Privacidade como espaço de resistência: o não compartilhável como fundamento do comum
Prof. Dr. Bernardo Grossi
Uma das dimensões mais esquecidas da privacidade é justamente aquela que não se deixa capturar. Paradoxal? Não exatamente. A tradição da filosofia política nos demonstra que a ideia de privacidade sempre esteve atrelada à ideia de liberdade negativa, de fronteira, de limite ao poder, seja esse o poder público do Leviatã, seja o poder silencioso e contínuo da vigilância privada digital.
É comum que se pense a proteção de dados pessoais como um instrumento de regulação da circulação de informações. Porém, a lógica subjacente à Lei Geral de Proteção de Dados (LGPD) não é apenas uma gramática de fluxos e permissão. Ou ao menos não deveríamos permitir que o fosse. A LGPD aborda, sim, de hipóteses para o tratamento de dados pessoais, vincula bases legais, finalidades e contextos. Mas, acima de tudo, trata da contenção da devassa. E não apenas para nos proteger de abusos eventuais, mas para preservar um espaço irredutível de vida que não se compartilha porque não se negocia. Um espaço de existência que nos pertence não porque está juridicamente atribuído a nós, mas porque constitui o que somos e porque sem ele, nada, nem pessoa, nem autonomia, nem liberdade, pode subsistir.
A lógica civil-constitucional do direito brasileiro, ancorada no postulado da dignidade da pessoa humana, compreende o sujeito não como um átomo solto num mercado de relações voluntárias, mas como alguém situado numa teia de vínculos, expectativas legítimas e espaços de integridade pessoal. Judith Martins-Costa já advertia que a boa-fé objetiva não se esgota em deveres instrumentais, mas revela uma ética da confiança e da lealdade recíproca. Nesse contexto, o dado pessoal não é meramente um bem, mas uma extensão da própria pessoa. Quem o trata não assume apenas uma função econômica; assume uma responsabilidade existencial e é essa a percepção que escapa à superficialidade das análises mais comuns.
É por isso que a privacidade, como espaço de não direito, no sentido rodotàiano e perlingieriano do termo, não pode ser erodida por um reles consentimento tácito, tampouco reduzida a um ativo transacionável no mercado digital (que o diga a Tools for Humanity). A privatização da intimidade, quando capturada pela lógica da conveniência contratual, trai sua própria essência. Pois aquilo que se tenta transformar em moeda (o que lemos, onde andamos, com quem conversamos na madrugada e o que pensamos) é precisamente aquilo que, por sua natureza, precisa permanecer incomensurável.

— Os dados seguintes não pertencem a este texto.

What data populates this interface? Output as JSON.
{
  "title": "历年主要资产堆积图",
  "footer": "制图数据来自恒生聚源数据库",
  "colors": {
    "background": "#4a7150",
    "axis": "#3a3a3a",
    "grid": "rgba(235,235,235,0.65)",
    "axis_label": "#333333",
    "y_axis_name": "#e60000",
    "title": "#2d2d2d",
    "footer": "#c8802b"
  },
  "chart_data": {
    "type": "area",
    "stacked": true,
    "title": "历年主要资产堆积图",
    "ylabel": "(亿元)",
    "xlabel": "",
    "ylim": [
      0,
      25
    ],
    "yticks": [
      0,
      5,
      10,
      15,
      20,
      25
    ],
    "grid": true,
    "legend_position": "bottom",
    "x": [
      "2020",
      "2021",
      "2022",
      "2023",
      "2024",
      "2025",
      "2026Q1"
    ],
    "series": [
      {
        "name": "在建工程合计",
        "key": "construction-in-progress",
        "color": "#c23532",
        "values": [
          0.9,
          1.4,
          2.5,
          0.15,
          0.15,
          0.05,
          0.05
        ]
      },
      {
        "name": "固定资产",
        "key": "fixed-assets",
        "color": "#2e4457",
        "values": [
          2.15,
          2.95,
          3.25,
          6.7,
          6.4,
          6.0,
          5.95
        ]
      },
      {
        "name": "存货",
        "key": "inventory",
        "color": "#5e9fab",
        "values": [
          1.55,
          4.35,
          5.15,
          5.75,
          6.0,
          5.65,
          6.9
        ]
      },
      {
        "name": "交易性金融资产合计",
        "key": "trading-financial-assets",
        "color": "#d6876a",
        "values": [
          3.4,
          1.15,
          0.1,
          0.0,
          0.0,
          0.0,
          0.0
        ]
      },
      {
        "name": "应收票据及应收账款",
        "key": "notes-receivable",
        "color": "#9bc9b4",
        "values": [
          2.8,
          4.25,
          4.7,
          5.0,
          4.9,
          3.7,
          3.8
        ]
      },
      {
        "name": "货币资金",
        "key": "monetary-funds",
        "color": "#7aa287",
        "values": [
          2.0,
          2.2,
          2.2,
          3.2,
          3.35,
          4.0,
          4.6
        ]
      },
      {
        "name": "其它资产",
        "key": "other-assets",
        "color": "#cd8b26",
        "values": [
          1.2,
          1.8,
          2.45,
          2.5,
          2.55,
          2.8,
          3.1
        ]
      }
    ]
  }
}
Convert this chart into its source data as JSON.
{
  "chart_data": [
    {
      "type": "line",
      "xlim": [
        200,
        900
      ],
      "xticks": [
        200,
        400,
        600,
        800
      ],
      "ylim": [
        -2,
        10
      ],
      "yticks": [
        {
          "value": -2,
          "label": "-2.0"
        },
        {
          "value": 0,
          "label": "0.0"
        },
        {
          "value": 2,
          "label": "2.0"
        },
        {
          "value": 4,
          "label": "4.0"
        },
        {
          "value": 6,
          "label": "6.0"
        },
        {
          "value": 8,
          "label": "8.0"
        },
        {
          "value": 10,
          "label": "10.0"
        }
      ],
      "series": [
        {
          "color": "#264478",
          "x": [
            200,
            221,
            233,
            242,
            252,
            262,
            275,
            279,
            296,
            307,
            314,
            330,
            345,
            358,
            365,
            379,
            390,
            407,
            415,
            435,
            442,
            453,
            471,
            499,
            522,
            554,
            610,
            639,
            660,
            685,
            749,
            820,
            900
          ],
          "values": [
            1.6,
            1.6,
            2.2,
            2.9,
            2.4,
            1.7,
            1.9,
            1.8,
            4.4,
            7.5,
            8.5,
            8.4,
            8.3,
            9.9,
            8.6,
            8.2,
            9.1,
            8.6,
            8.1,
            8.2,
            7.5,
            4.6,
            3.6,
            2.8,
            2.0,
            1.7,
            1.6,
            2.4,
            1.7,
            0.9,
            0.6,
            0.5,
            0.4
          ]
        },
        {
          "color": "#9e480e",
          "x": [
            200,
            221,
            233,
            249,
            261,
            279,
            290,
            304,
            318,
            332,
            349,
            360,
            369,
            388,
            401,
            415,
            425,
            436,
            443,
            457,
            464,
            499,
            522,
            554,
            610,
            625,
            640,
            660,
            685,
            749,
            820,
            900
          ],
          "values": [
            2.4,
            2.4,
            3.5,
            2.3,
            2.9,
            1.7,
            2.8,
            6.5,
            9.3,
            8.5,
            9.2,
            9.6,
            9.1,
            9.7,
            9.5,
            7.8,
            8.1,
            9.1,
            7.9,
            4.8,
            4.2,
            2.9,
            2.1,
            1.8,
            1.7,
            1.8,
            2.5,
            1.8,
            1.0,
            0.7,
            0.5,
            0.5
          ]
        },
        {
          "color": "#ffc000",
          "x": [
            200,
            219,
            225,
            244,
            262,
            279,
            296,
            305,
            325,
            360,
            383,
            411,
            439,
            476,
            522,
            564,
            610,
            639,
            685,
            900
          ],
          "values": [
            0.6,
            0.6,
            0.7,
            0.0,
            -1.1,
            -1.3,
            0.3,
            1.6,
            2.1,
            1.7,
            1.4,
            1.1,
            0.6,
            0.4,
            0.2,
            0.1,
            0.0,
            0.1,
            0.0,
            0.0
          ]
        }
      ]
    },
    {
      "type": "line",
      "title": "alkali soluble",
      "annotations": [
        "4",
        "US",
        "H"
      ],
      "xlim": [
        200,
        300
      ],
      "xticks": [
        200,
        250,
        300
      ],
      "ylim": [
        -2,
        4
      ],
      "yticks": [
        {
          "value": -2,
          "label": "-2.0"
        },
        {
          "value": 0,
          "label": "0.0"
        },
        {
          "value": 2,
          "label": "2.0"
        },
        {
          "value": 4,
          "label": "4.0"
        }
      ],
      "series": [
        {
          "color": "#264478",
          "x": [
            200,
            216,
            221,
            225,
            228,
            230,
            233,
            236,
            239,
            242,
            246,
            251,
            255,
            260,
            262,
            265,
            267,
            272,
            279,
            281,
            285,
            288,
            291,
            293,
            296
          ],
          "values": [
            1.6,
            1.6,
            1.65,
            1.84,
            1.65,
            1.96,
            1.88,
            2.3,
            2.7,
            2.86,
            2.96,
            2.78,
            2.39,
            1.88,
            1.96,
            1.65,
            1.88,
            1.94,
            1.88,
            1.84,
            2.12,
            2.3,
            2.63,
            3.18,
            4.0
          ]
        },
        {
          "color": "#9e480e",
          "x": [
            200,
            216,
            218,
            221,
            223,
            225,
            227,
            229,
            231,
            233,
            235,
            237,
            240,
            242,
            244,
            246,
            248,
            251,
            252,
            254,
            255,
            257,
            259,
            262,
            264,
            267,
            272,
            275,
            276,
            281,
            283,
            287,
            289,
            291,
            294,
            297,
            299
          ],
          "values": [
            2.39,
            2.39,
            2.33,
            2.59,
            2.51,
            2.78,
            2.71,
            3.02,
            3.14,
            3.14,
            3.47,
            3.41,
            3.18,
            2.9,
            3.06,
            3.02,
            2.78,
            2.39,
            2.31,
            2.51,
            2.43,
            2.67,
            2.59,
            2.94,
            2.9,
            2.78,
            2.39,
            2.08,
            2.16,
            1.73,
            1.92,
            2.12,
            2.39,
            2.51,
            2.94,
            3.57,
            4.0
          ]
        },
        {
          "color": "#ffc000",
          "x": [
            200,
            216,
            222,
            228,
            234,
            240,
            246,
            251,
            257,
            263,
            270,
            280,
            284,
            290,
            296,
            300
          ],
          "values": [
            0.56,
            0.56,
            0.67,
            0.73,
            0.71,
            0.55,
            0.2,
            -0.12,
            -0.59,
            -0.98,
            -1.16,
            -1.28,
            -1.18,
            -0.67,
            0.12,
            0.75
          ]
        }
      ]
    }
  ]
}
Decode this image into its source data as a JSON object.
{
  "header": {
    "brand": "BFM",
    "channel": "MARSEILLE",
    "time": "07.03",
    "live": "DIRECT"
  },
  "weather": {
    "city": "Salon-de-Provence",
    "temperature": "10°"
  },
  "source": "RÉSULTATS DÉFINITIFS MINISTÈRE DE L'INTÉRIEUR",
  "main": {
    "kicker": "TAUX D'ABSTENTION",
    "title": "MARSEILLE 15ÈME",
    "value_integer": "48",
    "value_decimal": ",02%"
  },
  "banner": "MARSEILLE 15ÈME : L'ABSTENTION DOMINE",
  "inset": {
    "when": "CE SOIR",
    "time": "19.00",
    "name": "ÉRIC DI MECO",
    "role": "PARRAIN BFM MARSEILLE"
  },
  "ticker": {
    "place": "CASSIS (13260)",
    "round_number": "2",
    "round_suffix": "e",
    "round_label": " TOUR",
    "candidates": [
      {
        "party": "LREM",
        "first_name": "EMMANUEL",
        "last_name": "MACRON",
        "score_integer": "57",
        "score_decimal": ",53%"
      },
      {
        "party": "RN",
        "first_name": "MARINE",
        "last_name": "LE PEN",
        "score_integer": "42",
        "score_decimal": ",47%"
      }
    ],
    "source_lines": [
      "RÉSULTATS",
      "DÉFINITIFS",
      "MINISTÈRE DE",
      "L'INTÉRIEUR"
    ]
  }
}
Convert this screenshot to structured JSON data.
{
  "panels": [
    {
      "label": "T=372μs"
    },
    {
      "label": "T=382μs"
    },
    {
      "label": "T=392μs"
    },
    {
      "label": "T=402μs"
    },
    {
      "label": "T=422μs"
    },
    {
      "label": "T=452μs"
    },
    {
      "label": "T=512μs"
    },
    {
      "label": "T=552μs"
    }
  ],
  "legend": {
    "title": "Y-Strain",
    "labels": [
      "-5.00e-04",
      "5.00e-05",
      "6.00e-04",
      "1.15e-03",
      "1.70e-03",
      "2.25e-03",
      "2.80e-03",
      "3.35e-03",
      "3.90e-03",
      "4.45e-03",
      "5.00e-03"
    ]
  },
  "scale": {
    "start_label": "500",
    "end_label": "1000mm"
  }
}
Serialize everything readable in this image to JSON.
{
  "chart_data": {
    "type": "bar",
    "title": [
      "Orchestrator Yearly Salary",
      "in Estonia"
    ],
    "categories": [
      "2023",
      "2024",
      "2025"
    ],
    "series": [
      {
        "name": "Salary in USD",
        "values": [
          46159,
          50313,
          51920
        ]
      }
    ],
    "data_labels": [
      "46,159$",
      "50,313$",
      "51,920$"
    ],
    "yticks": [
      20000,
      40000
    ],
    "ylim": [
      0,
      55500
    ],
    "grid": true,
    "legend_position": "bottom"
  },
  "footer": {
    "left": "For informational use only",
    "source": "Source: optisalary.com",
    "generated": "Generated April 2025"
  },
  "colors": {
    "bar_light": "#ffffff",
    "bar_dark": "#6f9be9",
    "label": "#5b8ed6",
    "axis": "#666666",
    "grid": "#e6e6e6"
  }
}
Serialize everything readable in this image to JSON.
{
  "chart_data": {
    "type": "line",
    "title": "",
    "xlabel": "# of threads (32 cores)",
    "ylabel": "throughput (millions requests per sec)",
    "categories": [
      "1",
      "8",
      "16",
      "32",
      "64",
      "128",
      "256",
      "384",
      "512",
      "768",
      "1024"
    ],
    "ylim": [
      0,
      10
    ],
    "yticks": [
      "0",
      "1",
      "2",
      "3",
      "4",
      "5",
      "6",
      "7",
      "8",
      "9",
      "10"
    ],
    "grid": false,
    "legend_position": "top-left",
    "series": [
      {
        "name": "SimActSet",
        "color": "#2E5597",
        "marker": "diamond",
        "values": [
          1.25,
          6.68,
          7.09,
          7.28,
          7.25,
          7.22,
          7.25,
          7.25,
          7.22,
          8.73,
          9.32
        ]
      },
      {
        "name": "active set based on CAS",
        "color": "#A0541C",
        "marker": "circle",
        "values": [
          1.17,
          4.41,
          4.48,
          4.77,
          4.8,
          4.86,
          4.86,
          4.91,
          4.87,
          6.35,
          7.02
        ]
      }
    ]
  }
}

Tomemos, por exemplo, a base legal do “interesse legítimo” do controlador, prevista no inciso IX do artigo 7º da LGPD. Ela não é uma autorização genérica para submeter o titular ao escrutínio das métricas comportamentais; ao contrário, exige compatibilidade com finalidades conhecidas, relação concreta com os interesses do titular e o respeito à expectativa socialmente legítima de não invasão. O que vem acontecendo, contudo, é a tentativa de capturar essa base jurídica como véu do consentimento (potencialmente) negado, a prática disfarçada da coleta indiscriminada sob um pretexto técnico qualquer.
Precisamos resgatar o caráter contramajoritário do direito à privacidade. Ele não serve para garantir o pleno funcionamento dos modelos de negócio baseados no tráfego de dados. Serve para impedir que sejamos dissolvidos em estatísticas e tendências.
Por trás dos algoritmos há vontades. E há corpos. E há escolhas. Quando tudo é perfilado, nada é privado e quando nada é privado, não há o que resistir. A privacidade, então, é mais do que um direito: é uma recusa. Uma recusa de sermos integralmente legíveis, uma recusa de estarmos integralmente disponíveis ao escrutínio de softwares e mercados.
E é exatamente nesse não compartilhável, nesse resíduo de silêncio, de opacidade, de incomunicabilidade radical que reside a dignidade do comum.